Bakın, eceli gelenler ölecek. Kimse rızgından az ya da fazlasına sahip olamayacak. Allah kadir-i mutlaktır. Mutlak iktidar sahibidir. Kader, rızık ve ecel O’nun takdirine bağlıdır. Hayır da, şer de O’nun iradesi içindedir. Biz O’nun rızasına talibiz. O’nun için zor bir şey yoktur. “Ol” der o iş olur. O sonuçtan bağımsız olarak kim iyi ya da kötü ne yaparsa ona onun karşılığını verecektir. O zaman ne gam! İlmin kapısı, Allah’ın arslanı, ehli beytin kaynağı Hz. Ali’ye iktidar vermeyen de O, kuyudaki Yusuf’u Mısır’a sultan eden de.. Yoksa birileri Allah’a akıl mı öğretmeye, O’nu ikna etmeye mi çalışıyor. Hani şu “Tanrıyı kıyamete zorlayanlar”ın yaptıkları gibi, “Allah’ı iktidara zorlamaya mı kalkıyor” haşa. Şöyle yapsak; biz üzerimize düşeni yapsak ve sonra da “Rabbım bana hakkı hak, batılı batıl göster, beni sıratı mustakim üzre olanlardan eyle. Beni nimet verdiklerinin yoluna ilet, gazaba uğrayanlardan değil” desek.. Bunun için “yalnız Senden yardım diler ve yalnız Sana sığınırım” desek.. Öyle ya “hasbun Allahu veniğmelvekil…” Ve desek ki, sonuç ne olursa olsun, “Bizi sabredenlerden, şükredenlerden, nefsinin ve şeytanın hilelerine, kışkırtmalarına karşı direnenlerden bulacaksın”.
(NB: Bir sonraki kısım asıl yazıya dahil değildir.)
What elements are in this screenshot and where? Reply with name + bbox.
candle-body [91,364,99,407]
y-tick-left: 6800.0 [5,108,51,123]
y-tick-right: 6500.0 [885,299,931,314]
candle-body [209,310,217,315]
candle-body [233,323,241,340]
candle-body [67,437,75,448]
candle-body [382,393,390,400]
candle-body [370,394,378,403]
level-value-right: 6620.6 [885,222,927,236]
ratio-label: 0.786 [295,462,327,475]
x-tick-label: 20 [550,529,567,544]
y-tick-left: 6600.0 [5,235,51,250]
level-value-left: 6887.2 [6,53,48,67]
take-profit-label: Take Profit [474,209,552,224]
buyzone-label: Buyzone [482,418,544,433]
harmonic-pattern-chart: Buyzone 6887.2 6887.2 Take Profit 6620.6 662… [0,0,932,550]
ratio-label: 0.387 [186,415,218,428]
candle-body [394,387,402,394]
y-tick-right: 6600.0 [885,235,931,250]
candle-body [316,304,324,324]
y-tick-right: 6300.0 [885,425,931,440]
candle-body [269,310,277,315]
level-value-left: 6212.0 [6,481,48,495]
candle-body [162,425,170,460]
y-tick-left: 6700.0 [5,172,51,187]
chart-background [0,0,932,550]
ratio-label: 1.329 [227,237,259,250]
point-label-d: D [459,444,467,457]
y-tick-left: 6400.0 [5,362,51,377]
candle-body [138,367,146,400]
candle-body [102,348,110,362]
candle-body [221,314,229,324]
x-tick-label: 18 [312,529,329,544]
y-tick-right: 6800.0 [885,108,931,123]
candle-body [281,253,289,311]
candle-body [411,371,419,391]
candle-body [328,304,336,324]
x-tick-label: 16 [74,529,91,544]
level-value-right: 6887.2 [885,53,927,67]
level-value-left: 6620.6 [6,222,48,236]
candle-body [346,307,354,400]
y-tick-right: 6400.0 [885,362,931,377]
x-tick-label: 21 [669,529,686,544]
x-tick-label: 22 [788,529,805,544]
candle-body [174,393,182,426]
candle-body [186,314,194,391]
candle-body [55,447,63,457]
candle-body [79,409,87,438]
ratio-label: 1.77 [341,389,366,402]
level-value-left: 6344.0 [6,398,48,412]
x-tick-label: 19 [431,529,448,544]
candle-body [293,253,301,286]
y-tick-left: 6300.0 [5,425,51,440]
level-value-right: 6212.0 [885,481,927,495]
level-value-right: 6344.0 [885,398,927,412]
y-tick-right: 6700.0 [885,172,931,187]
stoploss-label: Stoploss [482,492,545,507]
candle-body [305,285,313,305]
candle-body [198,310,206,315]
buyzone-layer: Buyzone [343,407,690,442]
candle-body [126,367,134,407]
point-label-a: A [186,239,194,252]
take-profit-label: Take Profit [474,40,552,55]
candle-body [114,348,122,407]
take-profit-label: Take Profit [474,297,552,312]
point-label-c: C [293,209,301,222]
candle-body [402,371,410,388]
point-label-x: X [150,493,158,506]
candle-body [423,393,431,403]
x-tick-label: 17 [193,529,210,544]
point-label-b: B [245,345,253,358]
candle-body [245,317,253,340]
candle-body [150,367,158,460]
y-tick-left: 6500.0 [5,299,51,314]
Ya hu, hedef büyütün hedef. Allah sizi yeryüzünün varisi kılmak istiyor, yeryüzünü size mescid kılmak istiyor, sizin ellerinizle zalimleri cezalandırmak ve mazlumlara yardım etmek istiyor. Tek gerçek AK Parti ya da Türkiye seçimleri değil. Bizler alemlere rahmet olarak gönderilen bir Peygamberin ümmetiyiz. Türkiye, Mısır, Filistin bizim için sadece bir mektep.. Daha fazlasını isteyin. Ama unutmayın ki, Allah sizi mallarınız, canlarınız ve sevdiklerinizle kimi zaman artırarak, kimi zaman eksilterek imtihan edecektir.

Herkes işine baksın. İstişare ve şûra yapıyor musunuz, işi ehline veriyor musunuz. Yani rüşvet ve torpilden arınıyor musunuz. Cemaat aidiyetiniz ne durumda. Siz Allah’ın hükmüne razı mısınız ve siz O’nun razı olacağı işler mi yapıyorsunuz.. Adil ve merhametli misiniz? Mütevazı mı, kibirli mi? Bakın neye tamah eder, neyi ihtirasla ister, neye hak etmeden sahip olursanız, o sizin imtihanınız olur.. Helakinize sebeb olur..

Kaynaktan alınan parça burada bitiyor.